Ad ordinare la morte del maresciallo Calogero di Bona, nel 1979, fu il capo mandamento di Tommaso Natale Rosario Riccobono. La Direzione Investigativa Antimafia di Palermo ha messo in luce dopo oltre trent'anni, infatti, i lati oscuri della scomparsa del vice comandante degli agenti di custodia del carcere Ucciardone di Palermo, individuando mandanti ed esecutori di quella lupara bianca che risale all'agosto di trentatre anni fa.

L'attività investigativa svolta dalla Dia ha permesso di raccogliere, nonostante il lungo tempo trascorso, elementi probatori nei confronti del capo mafia Salvatore Lo Piccolo, e del boss Salvatore Liga. Ora si sa che Di Bona fu prima strangolato, poi il cadavere venne bruciato per non lasciarne nessuna traccia.

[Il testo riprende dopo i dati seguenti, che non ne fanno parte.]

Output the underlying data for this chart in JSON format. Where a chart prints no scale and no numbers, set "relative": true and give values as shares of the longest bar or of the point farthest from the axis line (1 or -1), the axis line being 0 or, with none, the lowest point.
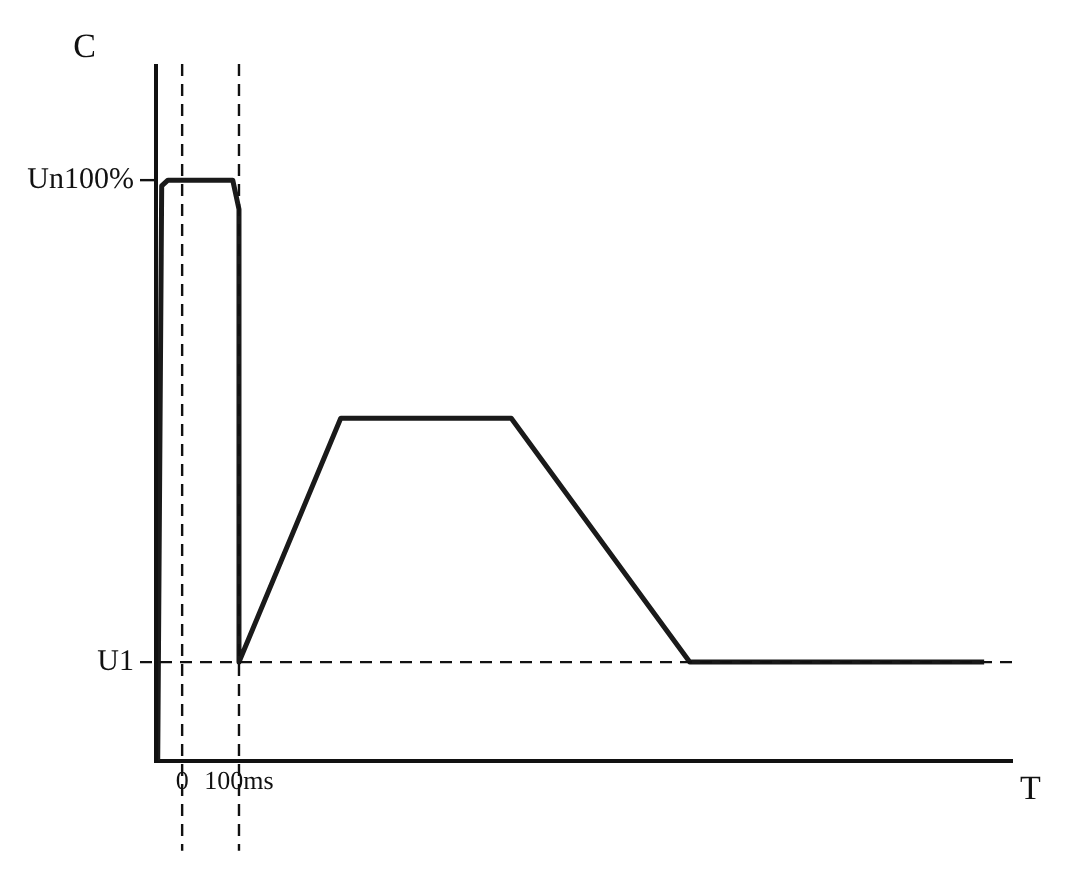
{
  "chart_data": {
    "type": "line",
    "xlabel": "T",
    "ylabel": "C",
    "series": [
      {
        "color": "#1a1a1a",
        "x": [
          -43,
          -36,
          -25,
          89,
          100,
          100,
          279,
          579,
          893,
          1411
        ],
        "values": [
          0,
          0.99,
          1,
          1,
          0.95,
          0.17,
          0.59,
          0.59,
          0.17,
          0.17
        ]
      }
    ],
    "xlim": [
      -46,
      1460
    ],
    "relative": true,
    "xticks": [
      {
        "value": 0,
        "label": "0"
      },
      {
        "value": 100,
        "label": "100ms"
      }
    ],
    "ref_lines": [
      {
        "axis": "x",
        "value": 0,
        "line_style": "dashed"
      },
      {
        "axis": "x",
        "value": 100,
        "line_style": "dashed"
      },
      {
        "axis": "y",
        "value": 1,
        "label": "Un100%",
        "line_style": "solid"
      },
      {
        "axis": "y",
        "value": 0.17,
        "label": "U1",
        "line_style": "dashed"
      }
    ],
    "grid": false,
    "marker": "none",
    "line_style": "solid"
  }
}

Il movente dell'omicidio di Di Bona sarebbe da rintracciare in un ipotetico pestaggio nel quale venne coinvolto Michele Micalizzi - legato da vincoli sentimentali alla figlia del boss Riccobono -, condannato nel 1979 a otto mesi di reclusione, proprio perchè riconosciuto colpevole del reato di lesioni ai danni di un agente penitenziario.

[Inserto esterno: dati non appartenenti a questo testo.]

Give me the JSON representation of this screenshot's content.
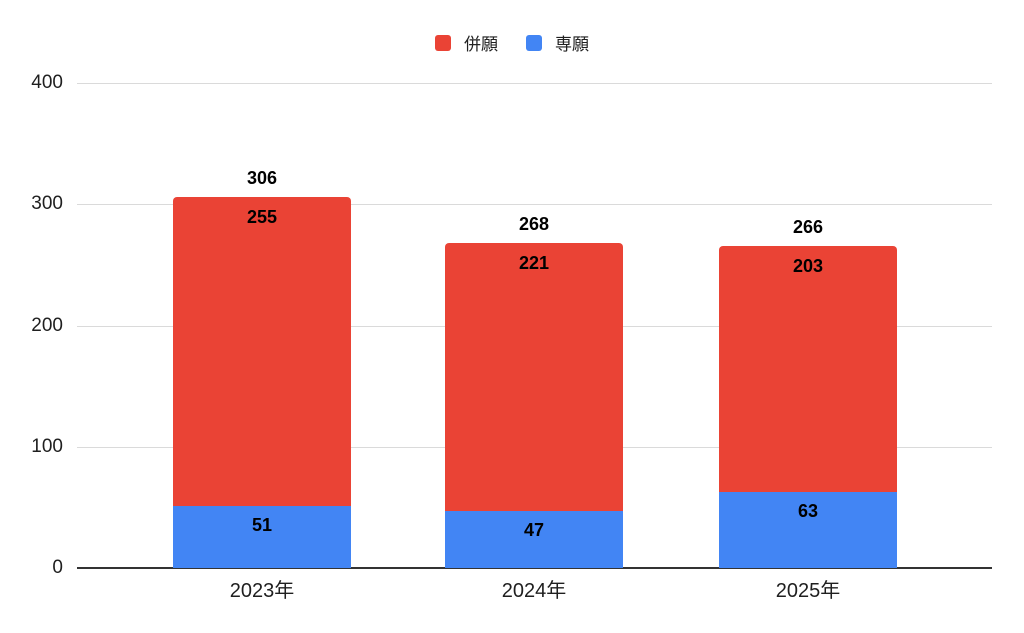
{
  "chart_data": {
    "type": "bar",
    "stacked": true,
    "categories": [
      "2023年",
      "2024年",
      "2025年"
    ],
    "series": [
      {
        "name": "併願",
        "color": "#EA4335",
        "stack_position": "top",
        "values": [
          255,
          221,
          203
        ]
      },
      {
        "name": "専願",
        "color": "#4285F4",
        "stack_position": "bottom",
        "values": [
          51,
          47,
          63
        ]
      }
    ],
    "totals": [
      306,
      268,
      266
    ],
    "ylim": [
      0,
      400
    ],
    "yticks": [
      0,
      100,
      200,
      300,
      400
    ],
    "grid": true,
    "legend_position": "top-center",
    "colors": {
      "gridline": "#dadada",
      "axis_line": "#333333",
      "value_label": "#000000",
      "tick_label": "#1f1f1f"
    }
  }
}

Le indagini della Dia hanno dimostrato che l'omicidio del maresciallo Di Bona risulta correlato a quest'ultimo episodio, avvenuto all'Ucciardone il 6 agosto 1979, quando una giovane guardia carceraria fu aggredita in infermeria da alcuni detenuti, dopo avere tentato di farli tornare nelle rispettive celle. L'unico detenuto individuato con certezza dalla vittima dell'aggressione però non scontò alcuna sanzione disciplinare.

Il fatto non andò giù ai colleghi dell'agente pestato, tanto che una dura missiva, venne inviata intorno alla metà di agosto del 1979 alla Procura della Repubblica, al Ministero di Grazia e Giustizia e a due quotidiani cittadini. Nella lettera le guardie lamentavano non solo la mancata punizione del detenuto reo dell'aggressione, ma anche "il potere di mafia" esercitato dai boss all'interno delle mura dell'Ucciardone.

Da qui la rappresaglia della mafia, culminata nel sequestro e nell'omicidio di Di Bona, da cui Cosa nostra voleva sapere chi avesse scritto la lettera anonima, da cui scaturì la pena per Micalizzi.